The kiwis haven’t even got a capital gains tax (not that we endorse that but at least the public could some share of the gains).

The gate is right open for foreign investors – no limits on foreign investments. Look at what the propertied elite say here and here.

The result – some of the most unaffordable property in the world.

Essentially they have given the big thumbs up to hammock surfing speculators and corporate REIT raiders to buy up their most valuable sites and hoard them until they can hock them for a fortune.

It really is flabbergasting.

Especially when they have been earmarked as one of the only habitable land masses in about 50 years.

But it seems that some are awakening to this giant ‘kick me’ sign the kiwi’s have given themselves with their lax tax policy. A ‘once-in-a-generation’ type Tax Review (similar to the Henry Review) has just given their findings.

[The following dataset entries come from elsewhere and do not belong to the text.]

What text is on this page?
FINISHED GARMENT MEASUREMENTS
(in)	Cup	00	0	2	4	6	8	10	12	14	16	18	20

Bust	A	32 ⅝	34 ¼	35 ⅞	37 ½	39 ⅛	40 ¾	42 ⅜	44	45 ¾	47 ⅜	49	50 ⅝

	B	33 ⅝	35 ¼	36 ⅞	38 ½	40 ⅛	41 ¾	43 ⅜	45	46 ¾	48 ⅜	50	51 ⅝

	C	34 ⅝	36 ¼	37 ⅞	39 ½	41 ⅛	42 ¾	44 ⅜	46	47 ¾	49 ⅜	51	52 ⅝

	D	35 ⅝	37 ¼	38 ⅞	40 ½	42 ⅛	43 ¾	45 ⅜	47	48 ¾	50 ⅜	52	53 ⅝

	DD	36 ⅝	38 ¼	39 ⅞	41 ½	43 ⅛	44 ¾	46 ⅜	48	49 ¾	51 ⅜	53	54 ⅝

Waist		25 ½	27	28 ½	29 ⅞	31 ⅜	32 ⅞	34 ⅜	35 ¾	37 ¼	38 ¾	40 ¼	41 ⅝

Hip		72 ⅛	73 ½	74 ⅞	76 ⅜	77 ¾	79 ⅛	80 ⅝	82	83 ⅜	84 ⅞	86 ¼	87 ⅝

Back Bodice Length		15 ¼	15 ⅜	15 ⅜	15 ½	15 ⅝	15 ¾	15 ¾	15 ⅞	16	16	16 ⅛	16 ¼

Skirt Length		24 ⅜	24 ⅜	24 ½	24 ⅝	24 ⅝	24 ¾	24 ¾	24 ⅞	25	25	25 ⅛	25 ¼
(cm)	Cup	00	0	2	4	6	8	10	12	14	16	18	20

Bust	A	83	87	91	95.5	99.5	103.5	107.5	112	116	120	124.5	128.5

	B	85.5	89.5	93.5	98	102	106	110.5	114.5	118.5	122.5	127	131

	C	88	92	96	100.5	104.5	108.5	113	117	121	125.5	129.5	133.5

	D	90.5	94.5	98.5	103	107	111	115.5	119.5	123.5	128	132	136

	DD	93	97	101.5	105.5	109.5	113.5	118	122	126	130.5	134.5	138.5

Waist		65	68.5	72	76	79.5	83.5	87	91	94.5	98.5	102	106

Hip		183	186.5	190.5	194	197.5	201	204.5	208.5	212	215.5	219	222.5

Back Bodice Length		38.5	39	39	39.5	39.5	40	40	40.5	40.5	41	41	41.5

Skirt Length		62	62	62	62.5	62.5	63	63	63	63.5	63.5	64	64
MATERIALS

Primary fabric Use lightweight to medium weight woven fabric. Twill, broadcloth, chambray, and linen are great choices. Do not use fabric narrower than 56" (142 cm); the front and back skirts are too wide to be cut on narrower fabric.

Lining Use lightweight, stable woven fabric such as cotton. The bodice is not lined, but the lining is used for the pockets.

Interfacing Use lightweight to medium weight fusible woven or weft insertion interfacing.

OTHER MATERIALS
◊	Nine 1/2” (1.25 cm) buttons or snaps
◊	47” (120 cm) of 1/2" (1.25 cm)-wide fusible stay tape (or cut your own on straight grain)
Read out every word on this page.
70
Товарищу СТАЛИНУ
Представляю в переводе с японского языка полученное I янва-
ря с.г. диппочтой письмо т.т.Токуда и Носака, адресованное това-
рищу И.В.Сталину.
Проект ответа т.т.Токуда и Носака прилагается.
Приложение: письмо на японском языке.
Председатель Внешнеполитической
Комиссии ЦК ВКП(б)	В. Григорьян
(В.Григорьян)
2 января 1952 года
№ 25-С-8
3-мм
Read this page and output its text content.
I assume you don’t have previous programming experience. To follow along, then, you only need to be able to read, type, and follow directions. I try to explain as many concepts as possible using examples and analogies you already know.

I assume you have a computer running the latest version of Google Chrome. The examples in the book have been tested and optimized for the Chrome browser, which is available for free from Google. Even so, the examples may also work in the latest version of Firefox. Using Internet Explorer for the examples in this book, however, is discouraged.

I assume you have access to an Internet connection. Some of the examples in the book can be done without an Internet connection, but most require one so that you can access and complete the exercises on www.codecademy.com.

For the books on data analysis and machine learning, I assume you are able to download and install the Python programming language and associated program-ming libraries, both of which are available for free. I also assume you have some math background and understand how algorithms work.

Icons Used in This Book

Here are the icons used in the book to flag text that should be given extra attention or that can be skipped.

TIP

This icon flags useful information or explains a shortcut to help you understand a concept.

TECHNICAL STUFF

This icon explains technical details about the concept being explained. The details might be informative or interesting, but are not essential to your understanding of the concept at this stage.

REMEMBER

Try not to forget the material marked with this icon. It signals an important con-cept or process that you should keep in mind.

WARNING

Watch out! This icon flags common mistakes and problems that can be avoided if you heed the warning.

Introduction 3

Read this post highlighting some key presentations from kiwi tax experts. The slide shows are of interest, particularly the fallacies in Shaw’s (check the list of exemptions).

Arthur Grimes gives a more balanced view.

But listen to Geoff Nightingale from Price Waterhouse Coopers. Some effective lines on the justice and equity front that give one some hope that the kiwi’s are looking at deep seated reform. It seems the Tax Working Group has seen beyond the lure of a Capital Gains Tax that penalises turnover in favour of the more effective Land Tax.

However, the NZ Treasurer Bill English put a stop to the hopes of future generations with:

“Changes that are widely understood and are supported make the most difference to economic performance. Those sorts of changes tend to stick.

“Those without support simply don’t last and can’t make that much difference to our economic performance.”


At least yet another Tax Review has come out in our favour. Some good articles are out in the open and being discussed.

One day the masses will awaken to the invisible chains that high mortgages place on them due to poor tax policy.